Organic sitelinks appear beneath a listing in search results. Google provides no clear guidelines on optimizing for sitelinks, making them unpredictable.
Here’s what we know and suspect.
Organic Sitelinks
Organic sitelinks appear in two forms:
- Branded.
- “Mini” (a single line).
Branded sitelinks show for brand-name search queries and are always at the top. Google inserts branded sitelinks in mostly high authority sites for known “entities,” high-volume queries Google knows as brands.
Sometimes branded sitelinks include a box to search the site right from Google. Google’s tutorial addresses how to use structured data to increase the chances of a sitelink search box.
In most cases, however, branded sitelinks are from the main navigation, such as this example for an “ebay” query.
Mini sitelinks mostly show up in the top 10 organic results. Mini sitelinks are contextual — i.e., based on the search query.
Optimizing for Mini Sitelinks
I know of no way to optimize for branded sitelinks other than changing a site’s primary navigation. (Paid search advertisers have much better control.) But there are few on-page tactics to generate mini sitelinks, which appear in two forms.
- Jump-to sitelinks go directly to a section of the same page ranking for the search query.
- Cross-site sitelinks go to other pages of the site related to the query.
Jump-to sitelinks are based on inserting so-called “HTML anchor links” on a page and then linking to them. Clicking a link takes the visitor to that anchor without opening a new page.
WPBeginner explains how WordPress users can easily create a clickable table of contents via anchor texts in H2 or H3 subheadings. Here’s a screenshot below of a page that generates organic mini sitelinks using that method.
Consider updating a page if it includes a table of contents but fails to generate mini sitelinks on Google’s search results. In my experience, Google sometimes drops sitelinks if the content is a couple of years old.

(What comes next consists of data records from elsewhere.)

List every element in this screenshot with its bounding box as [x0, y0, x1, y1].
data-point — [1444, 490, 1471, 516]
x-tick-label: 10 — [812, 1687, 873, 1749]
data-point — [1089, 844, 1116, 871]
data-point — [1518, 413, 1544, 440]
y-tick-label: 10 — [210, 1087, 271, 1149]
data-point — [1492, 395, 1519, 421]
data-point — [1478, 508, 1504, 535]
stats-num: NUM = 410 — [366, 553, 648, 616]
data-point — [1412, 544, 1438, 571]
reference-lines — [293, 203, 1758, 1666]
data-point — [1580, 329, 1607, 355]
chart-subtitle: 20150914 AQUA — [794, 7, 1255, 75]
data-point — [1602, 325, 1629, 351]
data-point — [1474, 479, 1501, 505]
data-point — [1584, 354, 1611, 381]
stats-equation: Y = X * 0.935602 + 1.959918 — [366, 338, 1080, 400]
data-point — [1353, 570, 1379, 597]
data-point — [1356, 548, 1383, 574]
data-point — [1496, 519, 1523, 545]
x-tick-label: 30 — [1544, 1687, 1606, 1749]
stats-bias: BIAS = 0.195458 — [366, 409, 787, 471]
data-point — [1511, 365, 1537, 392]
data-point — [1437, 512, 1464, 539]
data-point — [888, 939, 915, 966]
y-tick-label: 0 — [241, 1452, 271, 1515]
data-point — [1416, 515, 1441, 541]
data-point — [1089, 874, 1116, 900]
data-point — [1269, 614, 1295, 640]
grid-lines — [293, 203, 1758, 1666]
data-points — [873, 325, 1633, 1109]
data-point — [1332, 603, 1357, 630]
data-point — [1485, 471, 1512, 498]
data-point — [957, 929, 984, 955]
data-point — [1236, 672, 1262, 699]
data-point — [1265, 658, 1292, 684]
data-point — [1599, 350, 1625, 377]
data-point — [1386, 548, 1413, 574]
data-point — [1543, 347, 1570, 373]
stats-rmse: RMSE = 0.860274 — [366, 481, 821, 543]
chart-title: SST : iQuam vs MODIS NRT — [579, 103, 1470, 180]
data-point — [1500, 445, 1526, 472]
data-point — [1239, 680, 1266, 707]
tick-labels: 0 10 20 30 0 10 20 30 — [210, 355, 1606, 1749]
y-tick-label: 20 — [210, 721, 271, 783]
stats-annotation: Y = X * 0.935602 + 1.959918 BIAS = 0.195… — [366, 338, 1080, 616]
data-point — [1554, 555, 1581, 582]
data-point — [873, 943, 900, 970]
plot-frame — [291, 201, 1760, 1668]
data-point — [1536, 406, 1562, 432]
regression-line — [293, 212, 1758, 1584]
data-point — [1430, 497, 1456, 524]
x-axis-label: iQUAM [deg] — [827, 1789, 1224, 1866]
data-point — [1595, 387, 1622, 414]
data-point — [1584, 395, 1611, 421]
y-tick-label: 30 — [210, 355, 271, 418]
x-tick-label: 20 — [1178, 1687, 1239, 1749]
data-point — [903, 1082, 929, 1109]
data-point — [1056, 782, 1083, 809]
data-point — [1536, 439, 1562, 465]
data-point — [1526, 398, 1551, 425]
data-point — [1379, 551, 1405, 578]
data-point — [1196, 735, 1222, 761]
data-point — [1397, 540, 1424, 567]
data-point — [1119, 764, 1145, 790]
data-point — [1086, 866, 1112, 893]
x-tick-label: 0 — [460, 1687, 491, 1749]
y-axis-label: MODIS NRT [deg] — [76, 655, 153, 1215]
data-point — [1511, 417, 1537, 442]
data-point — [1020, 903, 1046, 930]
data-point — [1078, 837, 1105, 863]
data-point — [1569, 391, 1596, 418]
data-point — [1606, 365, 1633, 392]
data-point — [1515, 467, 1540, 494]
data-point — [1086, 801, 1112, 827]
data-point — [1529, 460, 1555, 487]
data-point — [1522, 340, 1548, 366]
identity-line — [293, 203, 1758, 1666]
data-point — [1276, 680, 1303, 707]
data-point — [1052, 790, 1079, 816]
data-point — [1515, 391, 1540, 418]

Cross-site sitelinks show up when the underlying page links internally to others that elaborate on the topic. This is useful for highly-focused content.
Consider, too, linking prominently from one page to subheadings on another. Here’s an example of cross-site sitelinks on Google search results.
And here’s the page that populates them. As you can see, Google often drops some links and re-orders others.
Cross-site sitelinks are harder to earn because they (apparently) rely on page authority, i.e., its backlink profile. Monitor your sitelinks using SE Ranking’s “Sitelinks” filter within its position monitoring tool. Save the filter for easier subsequent access.
How to Remove a Sitelink
A common reason to remove a sitelink is to replace it with another page. Unfortunately, Google provides few, if any, removal options.
- Search Console no longer offers control over sitelinks. It used to.
- Google recommends using a noindex meta tag to eliminate a sitelink. That recommendation, however, is incredibly damaging. It will remove the entire page from Google’s index, preventing it from ranking for any query.
- Finally, this meta tag is still (apparently) supported by Google: <meta name=”google” content=”nositelinkssearchbox”/>. This will remove the sitelinks search box from your search snippet, but I am not sure if it will eliminate a page (from sitelinks). It’s worth a try if you’re desperate.